E, muitas vezes, faz questão de dormir nas minhas pernas, no meu colo, enquanto atendo os clientes ao telefone ou lhes envio e-mails e mensagens.

Descansa, olha para mim e ronrona. Depois contempla-me, fecha os olhos e volta a fazer “rrrrrrrrrrr” baixinho, suave e docemente.

Quando há algum problema, maior ou menor, com os meus filhos patudos, agora torna-se mais fácil intervir e ajudá-los.

Se a Dra. Mágica dos Gatos está disponível (e tem estado sempre, ininterruptamente, desde há nem sei quanto tempo), ajusta-se a medicação, muda-se a alimentação, marca-se uma consulta para o dia seguinte ou até para antes.

De vez em quando lá estamos na esplanada à frente da clínica, à espera que ela e as gentis auxiliares cheguem, às oito da manhã.

Ultimamente até somos atendidos ali, minutos depois do pequeno-almoço.

Os gatos olham, cheiram, ouvem, absorvem os sons, as novidades e os aromas da rua avidamente.

No outro dia fui de Cacilheiro, de Metropolitano e a pé com a mais pequenina, a peso-pluma.

Foi um passeio relaxante, embora estivesse preocupado com o estado de saúde dela.

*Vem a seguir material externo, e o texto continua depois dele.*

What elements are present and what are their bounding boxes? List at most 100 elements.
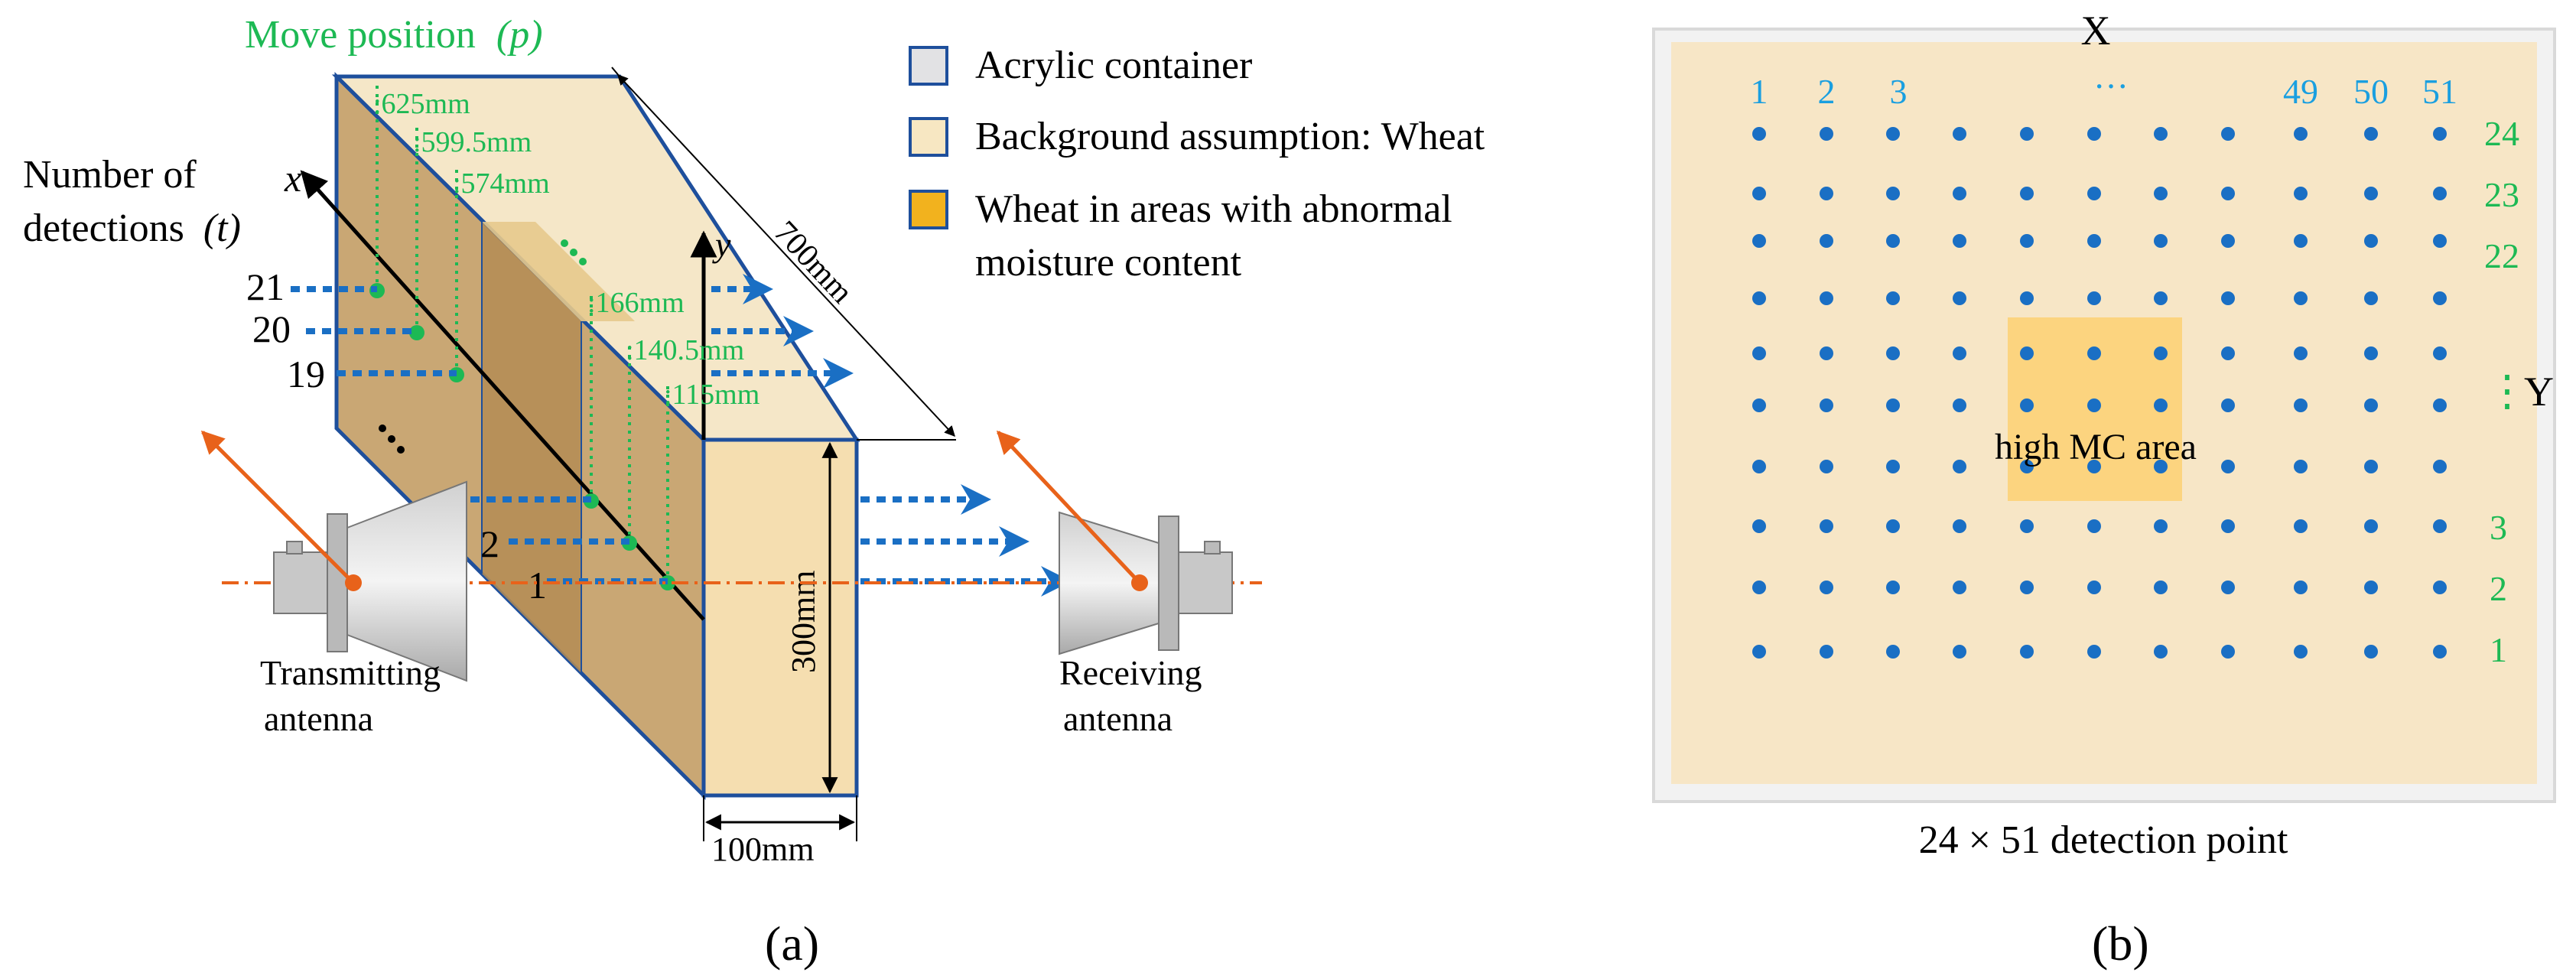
column-label: 50: [2353, 72, 2389, 111]
move-position-var: (p): [496, 13, 543, 57]
detection-point: [2364, 187, 2378, 200]
row-label: 2: [2490, 569, 2507, 608]
panel-a-label: (a): [765, 916, 819, 971]
detection-point: [2433, 291, 2447, 305]
detection-point: [2221, 398, 2235, 412]
abnormal-region-top: [482, 222, 635, 321]
row-label: 22: [2484, 236, 2519, 275]
column-label: 3: [1890, 72, 1908, 111]
detection-point: [2221, 187, 2235, 200]
detection-point: [1886, 645, 1900, 659]
box-front-face: [701, 437, 859, 798]
detection-number: 19: [287, 353, 325, 395]
grid-caption: 24 × 51 detection point: [1919, 818, 2288, 862]
detection-point: [2087, 460, 2101, 473]
position-label: :115mm: [664, 379, 759, 411]
detection-point: [1752, 346, 1766, 360]
detection-point: [2154, 460, 2168, 473]
x-axis-label-b: X: [2081, 8, 2111, 54]
legend-swatch-wheat: [909, 117, 948, 157]
detection-point: [2294, 234, 2308, 248]
detection-point: [2364, 291, 2378, 305]
detection-point: [2433, 127, 2447, 141]
detection-point: [2154, 187, 2168, 200]
position-label: :166mm: [587, 287, 685, 319]
detection-point: [2020, 581, 2034, 594]
row-ellipsis: ⋮: [2486, 368, 2529, 415]
detection-point: [2221, 581, 2235, 594]
detections-text: detections: [23, 207, 184, 250]
position-labels: :625mm :599.5mm :574mm :166mm :140.5mm :…: [373, 88, 759, 411]
detection-number: 1: [528, 564, 547, 607]
detection-point: [1953, 645, 1966, 659]
receiving-antenna-icon: [996, 430, 1233, 655]
column-label: 2: [1818, 72, 1836, 111]
transmitting-antenna-icon: [200, 430, 467, 682]
detection-point: [2154, 291, 2168, 305]
detection-point-grid: [1752, 127, 2447, 659]
detection-point: [2364, 581, 2378, 594]
detection-point: [2020, 346, 2034, 360]
detection-point: [2294, 519, 2308, 533]
legend-swatch-abnormal: [909, 190, 948, 229]
detection-point: [1752, 519, 1766, 533]
detection-point: [2433, 398, 2447, 412]
detection-point: [1820, 346, 1833, 360]
column-label: 49: [2283, 72, 2318, 111]
detection-point: [2221, 460, 2235, 473]
detection-point: [2154, 581, 2168, 594]
detection-point: [1820, 519, 1833, 533]
dimension-100mm: 100mm: [703, 795, 857, 868]
column-label: 1: [1751, 72, 1768, 111]
dimension-300mm: 300mm: [785, 441, 838, 794]
detection-point: [1953, 234, 1966, 248]
detection-point: [2433, 234, 2447, 248]
detection-point: [1752, 581, 1766, 594]
detection-point: [2087, 519, 2101, 533]
detection-point: [2020, 234, 2034, 248]
detection-point: [2364, 645, 2378, 659]
panel-b-label: (b): [2092, 916, 2149, 971]
position-label: :625mm: [373, 88, 470, 120]
detection-point: [2154, 645, 2168, 659]
detection-point: [1953, 398, 1966, 412]
detection-point: [2087, 187, 2101, 200]
detection-point: [2364, 234, 2378, 248]
column-label: 51: [2422, 72, 2457, 111]
detection-point: [1752, 291, 1766, 305]
detection-point: [1953, 127, 1966, 141]
detection-point: [1752, 127, 1766, 141]
position-label: :599.5mm: [413, 126, 532, 158]
detection-point: [1752, 398, 1766, 412]
detection-point: [2020, 460, 2034, 473]
detection-point: [2087, 645, 2101, 659]
detection-point: [1953, 291, 1966, 305]
detection-number: 2: [480, 522, 499, 565]
detection-point: [1886, 346, 1900, 360]
top-face-ellipsis: [561, 239, 587, 265]
detection-point: [1953, 187, 1966, 200]
panel-a: 700mm 300mm 100mm x y: [23, 13, 1485, 971]
detection-point: [2433, 346, 2447, 360]
detection-number: 20: [252, 307, 291, 350]
detection-point: [1953, 581, 1966, 594]
y-axis-label-b: Y: [2524, 369, 2554, 415]
detection-point: [2433, 519, 2447, 533]
row-label: 3: [2490, 508, 2507, 547]
legend-item: Acrylic container: [975, 44, 1252, 87]
y-axis-label: y: [712, 225, 731, 264]
detection-point: [2221, 519, 2235, 533]
x-axis-label: x: [284, 157, 301, 200]
transmitting-label-line1: Transmitting: [260, 653, 441, 692]
legend-item: Wheat in areas with abnormal: [975, 187, 1452, 231]
detection-point: [1886, 519, 1900, 533]
detections-label-line1: Number of: [23, 153, 197, 197]
detection-point: [2020, 398, 2034, 412]
detection-point: [2087, 234, 2101, 248]
dim-300-label: 300mm: [785, 571, 822, 673]
position-guides: [376, 84, 669, 583]
detection-point: [2221, 346, 2235, 360]
detection-point: [2294, 187, 2308, 200]
panel-b: X 1 2 3 ··· 49 50 51 24 23 22 ⋮ 3 2 1 Y …: [1652, 8, 2556, 971]
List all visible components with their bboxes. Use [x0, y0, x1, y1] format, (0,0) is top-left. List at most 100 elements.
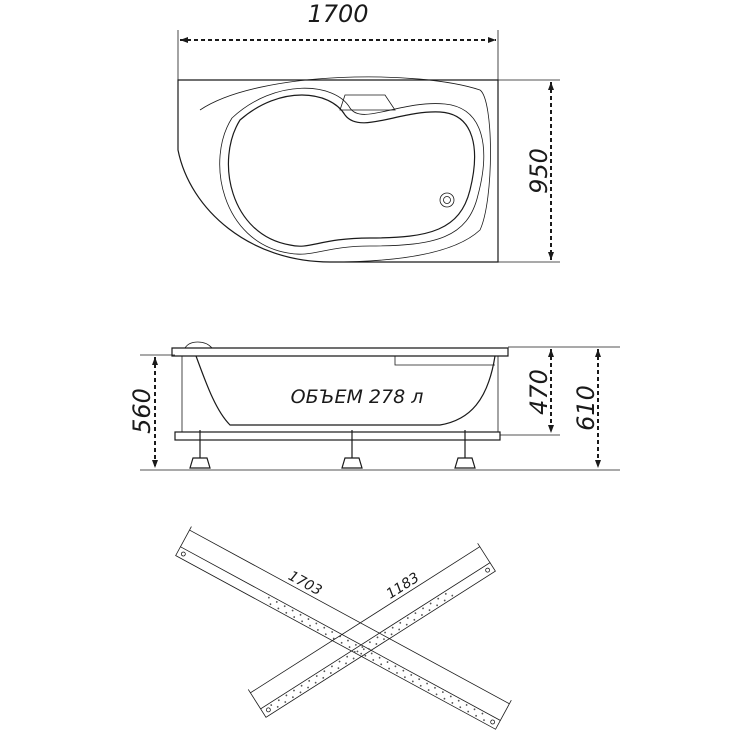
frame-view: 1703 1183	[175, 526, 512, 730]
short-bar-label: 1183	[384, 570, 423, 603]
mounting-hole	[410, 674, 413, 676]
mounting-hole	[270, 704, 273, 706]
mounting-hole	[406, 617, 409, 619]
headrest	[339, 94, 396, 111]
long-bar: 1703	[175, 526, 512, 730]
mounting-hole	[360, 652, 363, 655]
mounting-hole	[269, 603, 272, 606]
mounting-hole	[293, 616, 296, 618]
mounting-hole	[384, 631, 386, 634]
mounting-hole	[378, 656, 381, 659]
mounting-hole	[436, 604, 439, 607]
long-bar-label: 1703	[285, 568, 324, 599]
mounting-hole	[352, 657, 355, 660]
mounting-hole	[375, 643, 378, 645]
mounting-hole	[324, 633, 327, 636]
mounting-hole	[459, 706, 462, 709]
mounting-hole	[338, 660, 341, 663]
tub-body	[195, 355, 496, 426]
mounting-hole	[434, 686, 436, 689]
mounting-hole	[322, 676, 325, 679]
mounting-hole	[451, 594, 454, 597]
mounting-hole	[353, 650, 356, 653]
mounting-hole	[300, 684, 303, 687]
frame-base	[174, 431, 501, 441]
mounting-hole	[428, 609, 431, 612]
mounting-hole	[391, 626, 394, 629]
mounting-hole	[380, 663, 383, 666]
mounting-hole	[285, 611, 288, 614]
mounting-hole	[383, 638, 385, 641]
mounting-hole	[291, 696, 294, 699]
mounting-hole	[348, 646, 351, 649]
mounting-hole	[308, 679, 311, 682]
mounting-hole	[277, 699, 280, 702]
mounting-hole	[314, 681, 317, 684]
mounting-hole	[317, 629, 319, 631]
mounting-hole	[267, 596, 270, 599]
mounting-hole	[315, 622, 318, 625]
mounting-hole	[369, 641, 371, 644]
leg-middle	[341, 430, 363, 469]
leg-right	[454, 430, 476, 469]
mounting-hole	[309, 624, 311, 627]
mounting-hole	[354, 643, 357, 646]
mounting-hole	[291, 609, 294, 612]
mounting-hole	[405, 623, 408, 626]
mounting-hole	[323, 670, 326, 673]
mounting-hole	[443, 599, 446, 602]
mounting-hole	[372, 659, 375, 661]
mounting-hole	[315, 675, 318, 677]
tub-rim	[171, 347, 509, 357]
mounting-hole	[422, 607, 424, 610]
mounting-hole	[390, 633, 393, 636]
mounting-hole	[419, 684, 422, 687]
mounting-hole	[465, 704, 468, 706]
mounting-hole	[299, 613, 302, 616]
mounting-hole	[444, 592, 447, 595]
mounting-hole	[443, 697, 446, 700]
mounting-hole	[441, 691, 444, 694]
mounting-hole	[329, 672, 332, 674]
mounting-hole	[283, 605, 286, 608]
mounting-hole	[284, 701, 287, 703]
mounting-hole	[404, 676, 406, 679]
inner-depth-label: 470	[525, 369, 553, 415]
mounting-hole	[362, 648, 365, 651]
mounting-hole	[364, 654, 367, 657]
mounting-hole	[449, 695, 452, 698]
mounting-hole	[481, 712, 484, 715]
mounting-hole	[376, 636, 379, 639]
mounting-hole	[411, 680, 414, 683]
mounting-hole	[345, 662, 347, 665]
mounting-hole	[396, 671, 398, 674]
depth-label: 950	[525, 148, 553, 194]
mounting-hole	[337, 667, 340, 670]
mounting-hole	[277, 607, 280, 610]
height-left-label: 560	[128, 388, 156, 434]
tub-basin	[227, 94, 476, 247]
mounting-hole	[346, 655, 349, 658]
mounting-hole	[429, 602, 432, 605]
mounting-hole	[293, 689, 295, 692]
mounting-hole	[427, 689, 430, 691]
mounting-hole	[276, 705, 279, 708]
mounting-hole	[457, 699, 460, 702]
mounting-hole	[426, 682, 428, 685]
short-bar: 1183	[247, 543, 496, 718]
mounting-hole	[367, 647, 370, 650]
mounting-hole	[398, 628, 401, 631]
mounting-hole	[301, 620, 303, 623]
mounting-hole	[307, 618, 310, 621]
mounting-hole	[331, 665, 333, 668]
mounting-hole	[421, 614, 423, 616]
mounting-hole	[331, 631, 334, 633]
mounting-hole	[388, 667, 390, 670]
mounting-hole	[467, 710, 470, 713]
mounting-hole	[413, 618, 416, 621]
mounting-hole	[307, 686, 309, 689]
mounting-hole	[475, 714, 477, 717]
mounting-hole	[347, 639, 349, 642]
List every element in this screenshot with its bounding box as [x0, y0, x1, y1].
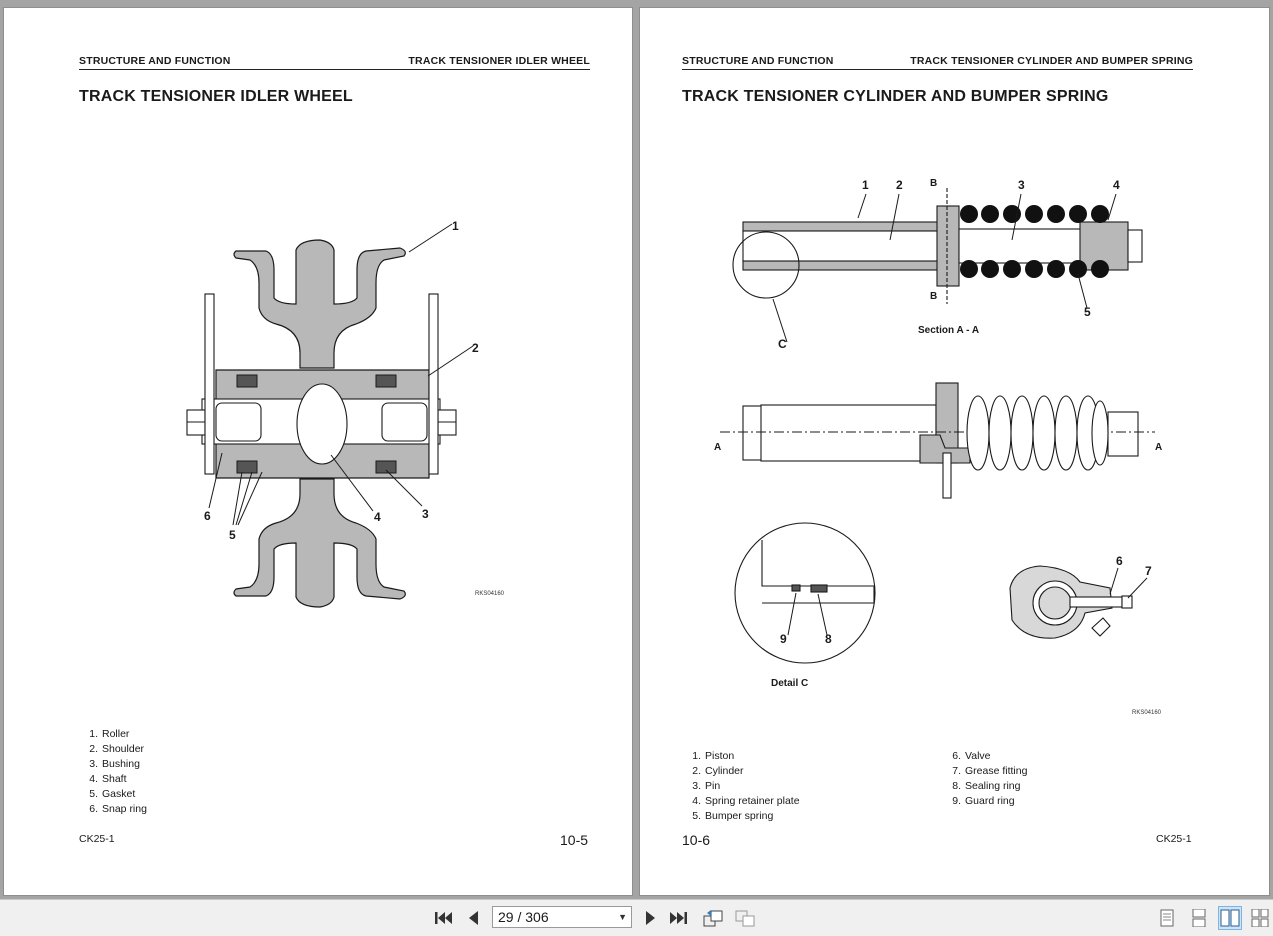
callout-4: 4 [1113, 178, 1120, 192]
callout-4: 4 [374, 510, 381, 524]
section-view [732, 188, 1143, 304]
callout-7: 7 [1145, 564, 1152, 578]
first-page-icon[interactable] [431, 906, 455, 930]
rotate-icon[interactable] [701, 906, 725, 930]
two-page-continuous-icon[interactable] [1250, 906, 1270, 930]
viewer-toolbar: 29 / 306 ▼ [0, 899, 1273, 936]
callout-3: 3 [1018, 178, 1025, 192]
single-page-icon[interactable] [1155, 906, 1179, 930]
callout-2: 2 [472, 341, 479, 355]
parts-list: 1.Roller 2.Shoulder 3.Bushing 4.Shaft 5.… [79, 727, 147, 816]
parts-list-col2: 6.Valve 7.Grease fitting 8.Sealing ring … [942, 749, 1027, 809]
callout-c: C [778, 337, 787, 351]
header-topic: TRACK TENSIONER IDLER WHEEL [408, 55, 590, 67]
section-caption: Section A - A [918, 325, 979, 336]
header-topic: TRACK TENSIONER CYLINDER AND BUMPER SPRI… [910, 55, 1193, 67]
compare-icon[interactable] [733, 906, 757, 930]
footer-page-number: 10-6 [682, 832, 711, 848]
header-rule [682, 69, 1193, 70]
callout-6: 6 [1116, 554, 1123, 568]
valve-detail-view [1009, 565, 1148, 639]
list-item: 1.Piston [692, 750, 735, 762]
page-title: TRACK TENSIONER CYLINDER AND BUMPER SPRI… [682, 88, 1109, 105]
callout-1: 1 [862, 178, 869, 192]
header-section: STRUCTURE AND FUNCTION [682, 55, 834, 67]
idler-wheel-diagram: 1 2 3 4 5 6 RKS04160 [186, 219, 505, 608]
list-item: 6.Valve [952, 750, 991, 762]
two-page-icon[interactable] [1218, 906, 1242, 930]
list-item: 4.Shaft [89, 772, 127, 785]
next-page-icon[interactable] [638, 906, 662, 930]
detail-caption: Detail C [771, 678, 808, 689]
list-item: 5.Bumper spring [692, 809, 774, 822]
list-item: 9.Guard ring [952, 794, 1015, 807]
header-rule [79, 69, 590, 70]
parts-list-col1: 1.Piston 2.Cylinder 3.Pin 4.Spring retai… [682, 749, 800, 824]
last-page-icon[interactable] [667, 906, 691, 930]
prev-page-icon[interactable] [462, 906, 486, 930]
detail-c-view [734, 522, 876, 664]
header-section: STRUCTURE AND FUNCTION [79, 55, 231, 67]
section-marker-b-bottom: B [930, 291, 937, 302]
list-item: 6.Snap ring [89, 802, 147, 815]
left-page: STRUCTURE AND FUNCTION TRACK TENSIONER I… [4, 8, 632, 895]
footer-model: CK25-1 [1156, 833, 1192, 845]
spring-coil-sections [960, 205, 1109, 278]
page-number-field[interactable]: 29 / 306 ▼ [492, 906, 632, 928]
callout-2: 2 [896, 178, 903, 192]
callout-9: 9 [780, 632, 787, 646]
drawing-code: RKS04160 [475, 591, 505, 597]
list-item: 4.Spring retainer plate [692, 794, 800, 807]
side-view [720, 382, 1155, 499]
cylinder-spring-diagram: 1 2 3 4 5 C B B Section A - A A A [714, 178, 1162, 716]
footer-page-number: 10-5 [560, 832, 589, 848]
callout-5: 5 [229, 528, 236, 542]
section-marker-a-right: A [1155, 442, 1162, 453]
bumper-spring-coils [966, 395, 1109, 471]
drawing-code: RKS04160 [1132, 710, 1162, 716]
page-number-value: 29 / 306 [498, 909, 549, 925]
list-item: 3.Bushing [89, 757, 140, 770]
callout-3: 3 [422, 507, 429, 521]
list-item: 2.Shoulder [89, 742, 145, 755]
callout-5: 5 [1084, 305, 1091, 319]
list-item: 8.Sealing ring [952, 779, 1021, 792]
list-item: 2.Cylinder [692, 764, 744, 777]
section-marker-a-left: A [714, 442, 721, 453]
page-title: TRACK TENSIONER IDLER WHEEL [79, 88, 353, 105]
callout-6: 6 [204, 509, 211, 523]
right-page: STRUCTURE AND FUNCTION TRACK TENSIONER C… [640, 8, 1269, 895]
callout-1: 1 [452, 219, 459, 233]
list-item: 7.Grease fitting [952, 764, 1028, 777]
list-item: 3.Pin [692, 779, 721, 792]
callout-8: 8 [825, 632, 832, 646]
continuous-icon[interactable] [1187, 906, 1211, 930]
list-item: 1.Roller [89, 728, 130, 740]
list-item: 5.Gasket [89, 787, 136, 800]
chevron-down-icon[interactable]: ▼ [618, 912, 627, 922]
footer-model: CK25-1 [79, 833, 115, 845]
section-marker-b-top: B [930, 178, 937, 189]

Depois das últimas consultas, graças aos Céus, os dois parecem muito melhor.

O apetite restabeleceu-se.

O Jeremias come, até demais, e passa o dia a pedir-me ainda mais ração, e a lamber vorazmente copos e pratos.

A Gatinha mia obsessivamente ao meu colo enquanto devoro Oreos ou pão sem nada.

Há dias estava tão doida que até a garrafa de vinho queria atacar.

À hora do almoço joga à bola comigo. Empurramos um esféricozinho de borracha um para o outro, uma e outra vez.

Agora que ambos parecem estar saudáveis de novo, podemos afirmar que a pandemia e o telé-trabalho nos têm tratado bem!